Each time Indian and Pakistani officials emerge from a round of talks, their stony expressions revealing nothing, one feels a sense of despair. Whether the talks are about a permanently snow-bound and inaccessible area like the Siachen glacier, where the two armies are in perpetual confrontation, or something as innocuous as sorting out minor irrigation problems involving shared water resources, one issue keeps coming up as the stumbling block–Kashmir.
Apartheid has ended in South Africa, the Middle East is tentatively edging towards peace, and there is a peace accord in place in Northern Ireland. But India and Pakistan cannot settle their disputes.
Why is Kashmir so important? Has it been projected as important only by politicians in both countries? Or does it matter to ordinary people in India and Pakistan? Do they really care whether it remains a part of India, whether it becomes independent, whether part of it opts to be with Pakistan, or whether the cease-fire line that divides Kashmir becomes the permanent and accepted border between India and Pakistan?

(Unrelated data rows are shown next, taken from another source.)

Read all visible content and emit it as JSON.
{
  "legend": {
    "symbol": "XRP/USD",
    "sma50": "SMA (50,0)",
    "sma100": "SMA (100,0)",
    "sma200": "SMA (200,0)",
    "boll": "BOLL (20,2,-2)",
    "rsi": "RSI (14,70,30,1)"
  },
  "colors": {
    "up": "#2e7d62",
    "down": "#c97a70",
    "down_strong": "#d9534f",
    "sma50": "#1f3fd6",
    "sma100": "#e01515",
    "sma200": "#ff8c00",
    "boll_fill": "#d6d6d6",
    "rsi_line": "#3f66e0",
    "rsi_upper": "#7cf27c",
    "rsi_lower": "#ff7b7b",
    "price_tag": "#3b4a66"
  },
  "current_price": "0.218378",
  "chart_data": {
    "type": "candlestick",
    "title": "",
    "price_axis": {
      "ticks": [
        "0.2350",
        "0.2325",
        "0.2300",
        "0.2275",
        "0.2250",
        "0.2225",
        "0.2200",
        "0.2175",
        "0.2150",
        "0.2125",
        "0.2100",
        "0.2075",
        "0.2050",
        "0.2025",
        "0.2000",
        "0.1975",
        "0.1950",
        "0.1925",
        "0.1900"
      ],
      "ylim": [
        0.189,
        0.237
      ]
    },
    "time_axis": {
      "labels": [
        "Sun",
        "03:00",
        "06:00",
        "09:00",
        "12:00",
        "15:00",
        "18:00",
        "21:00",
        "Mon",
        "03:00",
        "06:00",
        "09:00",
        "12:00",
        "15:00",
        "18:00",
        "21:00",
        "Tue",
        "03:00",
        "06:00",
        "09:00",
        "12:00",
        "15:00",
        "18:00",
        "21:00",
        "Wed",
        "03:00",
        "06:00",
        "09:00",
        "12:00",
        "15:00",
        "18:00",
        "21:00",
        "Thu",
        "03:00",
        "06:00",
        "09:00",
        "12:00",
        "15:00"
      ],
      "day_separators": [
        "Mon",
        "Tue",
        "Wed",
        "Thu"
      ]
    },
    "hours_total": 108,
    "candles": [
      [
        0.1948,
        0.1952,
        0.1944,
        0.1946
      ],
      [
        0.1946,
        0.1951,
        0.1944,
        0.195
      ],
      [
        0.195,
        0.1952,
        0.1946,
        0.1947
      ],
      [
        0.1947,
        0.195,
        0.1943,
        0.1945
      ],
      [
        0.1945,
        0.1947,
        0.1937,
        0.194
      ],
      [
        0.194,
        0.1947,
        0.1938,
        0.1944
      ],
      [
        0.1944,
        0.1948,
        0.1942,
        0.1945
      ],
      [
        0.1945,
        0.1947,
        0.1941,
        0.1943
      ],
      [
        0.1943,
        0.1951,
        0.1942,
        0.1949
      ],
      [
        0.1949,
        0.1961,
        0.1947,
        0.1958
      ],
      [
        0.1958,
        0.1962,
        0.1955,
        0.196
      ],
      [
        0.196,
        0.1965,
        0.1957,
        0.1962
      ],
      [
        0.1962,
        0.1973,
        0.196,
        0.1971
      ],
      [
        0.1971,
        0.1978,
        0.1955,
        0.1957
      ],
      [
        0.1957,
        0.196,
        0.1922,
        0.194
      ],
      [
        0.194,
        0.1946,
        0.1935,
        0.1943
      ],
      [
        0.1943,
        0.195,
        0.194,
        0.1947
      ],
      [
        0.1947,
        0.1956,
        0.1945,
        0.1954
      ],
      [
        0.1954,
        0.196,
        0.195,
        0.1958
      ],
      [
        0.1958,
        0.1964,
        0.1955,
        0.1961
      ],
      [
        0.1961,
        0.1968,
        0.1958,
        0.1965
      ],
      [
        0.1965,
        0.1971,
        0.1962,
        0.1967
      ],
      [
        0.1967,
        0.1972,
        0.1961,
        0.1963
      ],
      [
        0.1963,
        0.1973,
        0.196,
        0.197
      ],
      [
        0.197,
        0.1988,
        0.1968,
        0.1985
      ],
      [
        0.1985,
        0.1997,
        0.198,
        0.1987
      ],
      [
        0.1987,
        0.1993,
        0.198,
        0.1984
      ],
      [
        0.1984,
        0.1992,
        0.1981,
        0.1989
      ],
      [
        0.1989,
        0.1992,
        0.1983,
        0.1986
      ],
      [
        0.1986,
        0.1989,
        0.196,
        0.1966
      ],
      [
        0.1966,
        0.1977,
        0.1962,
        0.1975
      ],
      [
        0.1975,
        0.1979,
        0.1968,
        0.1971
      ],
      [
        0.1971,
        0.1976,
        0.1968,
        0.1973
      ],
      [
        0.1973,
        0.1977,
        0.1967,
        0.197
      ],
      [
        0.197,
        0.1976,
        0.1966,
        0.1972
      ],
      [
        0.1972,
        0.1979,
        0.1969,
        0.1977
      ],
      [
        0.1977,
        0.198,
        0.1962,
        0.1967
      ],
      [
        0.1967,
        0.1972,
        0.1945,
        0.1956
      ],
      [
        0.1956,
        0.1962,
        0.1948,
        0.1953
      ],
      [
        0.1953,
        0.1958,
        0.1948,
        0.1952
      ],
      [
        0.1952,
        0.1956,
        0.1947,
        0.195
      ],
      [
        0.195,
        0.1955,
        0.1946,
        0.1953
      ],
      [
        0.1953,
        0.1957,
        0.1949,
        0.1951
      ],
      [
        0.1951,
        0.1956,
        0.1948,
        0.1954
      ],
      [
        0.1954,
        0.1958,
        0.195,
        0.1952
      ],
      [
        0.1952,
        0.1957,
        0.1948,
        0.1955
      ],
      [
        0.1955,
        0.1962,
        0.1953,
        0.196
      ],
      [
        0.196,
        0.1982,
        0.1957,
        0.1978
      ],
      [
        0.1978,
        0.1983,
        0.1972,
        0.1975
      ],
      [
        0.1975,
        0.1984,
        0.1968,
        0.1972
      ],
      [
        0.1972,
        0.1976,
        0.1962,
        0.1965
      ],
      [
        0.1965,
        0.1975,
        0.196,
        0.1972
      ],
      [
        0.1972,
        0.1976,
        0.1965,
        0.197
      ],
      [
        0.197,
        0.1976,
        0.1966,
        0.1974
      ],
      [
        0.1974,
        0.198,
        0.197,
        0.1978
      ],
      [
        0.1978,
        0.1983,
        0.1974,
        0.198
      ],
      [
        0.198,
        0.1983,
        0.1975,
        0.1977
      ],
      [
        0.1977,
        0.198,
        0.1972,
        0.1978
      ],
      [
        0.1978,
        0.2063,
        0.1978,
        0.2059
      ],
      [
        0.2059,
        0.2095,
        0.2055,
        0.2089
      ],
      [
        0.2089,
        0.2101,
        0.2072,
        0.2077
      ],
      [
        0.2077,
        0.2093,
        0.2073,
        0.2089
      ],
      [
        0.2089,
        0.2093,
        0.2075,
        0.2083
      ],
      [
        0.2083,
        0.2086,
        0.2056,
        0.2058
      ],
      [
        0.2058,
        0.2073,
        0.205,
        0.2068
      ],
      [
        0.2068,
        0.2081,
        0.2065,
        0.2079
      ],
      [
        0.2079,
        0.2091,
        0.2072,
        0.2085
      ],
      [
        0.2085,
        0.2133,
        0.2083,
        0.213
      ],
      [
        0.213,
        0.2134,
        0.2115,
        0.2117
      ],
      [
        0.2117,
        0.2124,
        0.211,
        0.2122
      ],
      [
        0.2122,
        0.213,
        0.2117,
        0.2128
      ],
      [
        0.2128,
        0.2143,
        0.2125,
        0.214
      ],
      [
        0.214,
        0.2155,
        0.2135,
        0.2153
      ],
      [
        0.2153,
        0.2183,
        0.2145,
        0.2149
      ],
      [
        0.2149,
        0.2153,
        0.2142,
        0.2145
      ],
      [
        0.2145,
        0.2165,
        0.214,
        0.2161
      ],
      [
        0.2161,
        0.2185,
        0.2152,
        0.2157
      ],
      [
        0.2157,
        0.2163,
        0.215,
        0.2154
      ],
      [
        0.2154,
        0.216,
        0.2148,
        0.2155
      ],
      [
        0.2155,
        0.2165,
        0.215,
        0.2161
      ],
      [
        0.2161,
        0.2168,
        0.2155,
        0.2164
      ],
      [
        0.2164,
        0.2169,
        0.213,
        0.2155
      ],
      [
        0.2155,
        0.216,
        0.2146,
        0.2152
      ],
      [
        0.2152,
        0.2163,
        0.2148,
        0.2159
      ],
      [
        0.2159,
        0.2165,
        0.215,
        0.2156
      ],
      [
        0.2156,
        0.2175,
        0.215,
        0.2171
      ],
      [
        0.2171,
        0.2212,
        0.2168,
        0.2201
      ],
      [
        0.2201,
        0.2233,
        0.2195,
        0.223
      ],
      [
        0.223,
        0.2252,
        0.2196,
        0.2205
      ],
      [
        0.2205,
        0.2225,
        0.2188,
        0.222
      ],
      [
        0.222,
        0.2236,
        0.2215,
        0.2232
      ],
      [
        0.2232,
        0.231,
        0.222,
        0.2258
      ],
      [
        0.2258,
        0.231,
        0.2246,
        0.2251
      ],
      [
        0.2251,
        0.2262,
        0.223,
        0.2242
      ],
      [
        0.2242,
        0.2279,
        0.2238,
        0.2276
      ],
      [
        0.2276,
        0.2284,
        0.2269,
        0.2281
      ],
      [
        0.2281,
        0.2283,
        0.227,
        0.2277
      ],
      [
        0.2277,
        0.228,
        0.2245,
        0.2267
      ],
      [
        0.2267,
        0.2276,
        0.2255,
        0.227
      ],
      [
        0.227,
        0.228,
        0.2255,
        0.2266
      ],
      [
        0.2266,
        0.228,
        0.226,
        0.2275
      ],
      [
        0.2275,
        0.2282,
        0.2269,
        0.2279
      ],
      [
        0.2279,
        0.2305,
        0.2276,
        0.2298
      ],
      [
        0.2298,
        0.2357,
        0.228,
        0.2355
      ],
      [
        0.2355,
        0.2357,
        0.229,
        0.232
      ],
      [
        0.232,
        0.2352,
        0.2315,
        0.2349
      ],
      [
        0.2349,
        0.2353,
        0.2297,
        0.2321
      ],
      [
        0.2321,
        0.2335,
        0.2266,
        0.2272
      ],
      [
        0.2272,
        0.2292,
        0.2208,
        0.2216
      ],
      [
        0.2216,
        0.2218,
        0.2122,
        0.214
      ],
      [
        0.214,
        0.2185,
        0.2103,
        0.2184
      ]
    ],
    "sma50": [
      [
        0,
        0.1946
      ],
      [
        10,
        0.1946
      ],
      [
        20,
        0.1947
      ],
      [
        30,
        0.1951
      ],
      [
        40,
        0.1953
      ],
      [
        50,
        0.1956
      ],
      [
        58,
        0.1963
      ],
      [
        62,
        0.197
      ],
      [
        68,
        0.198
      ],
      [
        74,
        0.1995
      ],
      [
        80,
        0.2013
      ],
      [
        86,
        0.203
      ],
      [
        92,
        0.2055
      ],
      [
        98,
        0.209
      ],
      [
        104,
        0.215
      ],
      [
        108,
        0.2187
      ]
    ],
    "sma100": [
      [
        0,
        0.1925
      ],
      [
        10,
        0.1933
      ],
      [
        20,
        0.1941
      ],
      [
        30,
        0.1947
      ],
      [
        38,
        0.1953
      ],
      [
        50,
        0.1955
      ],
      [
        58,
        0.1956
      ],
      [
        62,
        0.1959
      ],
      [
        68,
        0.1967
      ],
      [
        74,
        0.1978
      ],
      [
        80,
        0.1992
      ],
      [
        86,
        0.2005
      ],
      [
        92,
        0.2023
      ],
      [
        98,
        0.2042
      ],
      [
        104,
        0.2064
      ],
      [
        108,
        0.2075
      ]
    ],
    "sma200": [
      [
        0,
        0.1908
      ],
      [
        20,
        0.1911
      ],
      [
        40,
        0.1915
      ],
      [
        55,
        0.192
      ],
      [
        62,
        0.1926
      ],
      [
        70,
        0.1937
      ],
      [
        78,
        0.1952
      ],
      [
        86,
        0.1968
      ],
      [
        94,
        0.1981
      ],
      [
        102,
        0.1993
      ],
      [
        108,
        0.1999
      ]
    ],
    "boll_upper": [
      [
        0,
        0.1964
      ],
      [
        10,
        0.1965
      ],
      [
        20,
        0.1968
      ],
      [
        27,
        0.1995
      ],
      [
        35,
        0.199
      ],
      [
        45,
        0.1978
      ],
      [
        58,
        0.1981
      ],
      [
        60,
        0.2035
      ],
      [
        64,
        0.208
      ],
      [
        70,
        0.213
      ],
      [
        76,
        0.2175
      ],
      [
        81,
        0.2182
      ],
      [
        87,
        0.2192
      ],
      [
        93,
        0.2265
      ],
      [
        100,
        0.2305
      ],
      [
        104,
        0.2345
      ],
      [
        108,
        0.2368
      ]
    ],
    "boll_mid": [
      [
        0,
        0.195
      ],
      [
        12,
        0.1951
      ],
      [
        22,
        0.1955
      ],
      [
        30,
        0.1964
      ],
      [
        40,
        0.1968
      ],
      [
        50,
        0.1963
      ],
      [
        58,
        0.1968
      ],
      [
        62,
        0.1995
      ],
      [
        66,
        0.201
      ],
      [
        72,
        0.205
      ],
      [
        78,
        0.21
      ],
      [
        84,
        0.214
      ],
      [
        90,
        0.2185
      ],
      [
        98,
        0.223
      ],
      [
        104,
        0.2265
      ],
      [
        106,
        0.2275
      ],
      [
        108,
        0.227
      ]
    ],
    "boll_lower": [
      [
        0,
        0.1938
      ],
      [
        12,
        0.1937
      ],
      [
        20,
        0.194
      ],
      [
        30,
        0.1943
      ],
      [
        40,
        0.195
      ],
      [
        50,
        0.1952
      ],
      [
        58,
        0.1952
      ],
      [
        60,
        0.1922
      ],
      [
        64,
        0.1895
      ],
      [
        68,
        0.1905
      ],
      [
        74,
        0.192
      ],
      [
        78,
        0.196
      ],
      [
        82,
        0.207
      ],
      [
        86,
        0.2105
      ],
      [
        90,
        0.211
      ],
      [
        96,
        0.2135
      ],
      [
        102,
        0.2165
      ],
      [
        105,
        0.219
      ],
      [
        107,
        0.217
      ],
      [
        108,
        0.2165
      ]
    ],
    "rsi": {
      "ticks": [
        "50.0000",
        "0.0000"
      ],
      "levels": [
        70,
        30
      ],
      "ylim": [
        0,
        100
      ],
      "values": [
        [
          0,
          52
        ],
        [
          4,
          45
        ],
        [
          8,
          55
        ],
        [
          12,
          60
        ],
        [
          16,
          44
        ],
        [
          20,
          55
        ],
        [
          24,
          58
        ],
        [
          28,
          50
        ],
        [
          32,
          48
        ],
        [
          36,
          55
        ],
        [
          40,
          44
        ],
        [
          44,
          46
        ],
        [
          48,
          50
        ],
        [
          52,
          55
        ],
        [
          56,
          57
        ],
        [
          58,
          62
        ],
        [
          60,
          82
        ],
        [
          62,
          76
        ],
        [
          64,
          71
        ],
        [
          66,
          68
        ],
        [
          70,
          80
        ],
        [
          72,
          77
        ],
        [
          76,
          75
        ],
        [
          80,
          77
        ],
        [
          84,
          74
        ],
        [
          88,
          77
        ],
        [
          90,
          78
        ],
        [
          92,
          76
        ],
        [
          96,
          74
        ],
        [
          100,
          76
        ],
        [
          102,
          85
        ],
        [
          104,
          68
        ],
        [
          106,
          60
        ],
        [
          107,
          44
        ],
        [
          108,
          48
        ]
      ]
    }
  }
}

I would not volunteer an opinion on what Kashmir means to ordinary Pakistanis, but I can confidently say that to a large number of Indians, particularly those living in the distant south, Kashmir is about as exotic and as different as Switzerland. In the subtropical regions of the south, the snow-covered mountains of Kashmir seem very far away and not even remotely a part of their daily realities.
In popular imagery, too, Kashmir has always been thought of as exotic. Many of us grew up with images of Kashmir from the popular Hindi film, Kashmir ki Kali (Rosebud of Kashmir). It was a land of houseboats and beautiful women, of high mountains and thick pine-covered forests. For decades, Kashmir was the favorite location for romantic Hindi films.
In recent years, television has replaced the beauty of Kashmir with images of the terror and violence that are part of people's daily lives. There are also images of displacement, of the thousands of Hindu Kashmiris who have left the Muslimdominated Kashmir valley and now live in temporary camps in Jammu or in other parts of the country.
And a constant image is that of angry Kashmiri women demanding “Azadi”–freedom–and that the Indian army leave their land.
But calls for “Azadi” have also been heard in India's northeast, where ethnic tribal groups like the Nagas, who live adjacent to Burma, have never accepted being a part of India. They declared their own independence from the British a day before India did.
Then why is Kashmir an exception? Why is the case of the Nagas not as important? Obviously, because no country will speak for the Nagas. Kashmir, on the other hand, has become a political football for the leaders of India and Pakistan to kick around at will.
There was a slight glimmer of hope when Benazir Bhutto first came to power in Pakistan in 1988 at a time when Rajiv Gandhi was India's prime minister. There was hope that a generation not burdened by the legacy of hate left by the division of India into two countries would find a way out. They tried and they failed–precisely for the same reason that their predecessors had failed, and why those who have followed continue to fail.
India needs enlightened statesmanship of a kind not easily seen in countries where politicians only plan for the next elections. Most people genuinely interested in ending the tension between India and Pakistan, especially now that both nations have turned nuclear, suggest that Kashmir should be set aside and other differences settled first.
Sadly, all such attempts have broken down in the past because just as there is some progress, say on economic cooperation, politicians on one side or the other demand that the Kashmir question be settled first. Rather, the Pakistanis want the Kashmir question to be settled, while the Indians maintain that the future of Kashmir is not up for discussion and that the Pakistanis should stop meddling in India's internal affairs.
And so history, geography, and contemporary politics divide and distance two countries that ideally ought to be friends and work together. Meanwhile the Kashmir ki Kali is literally wilting.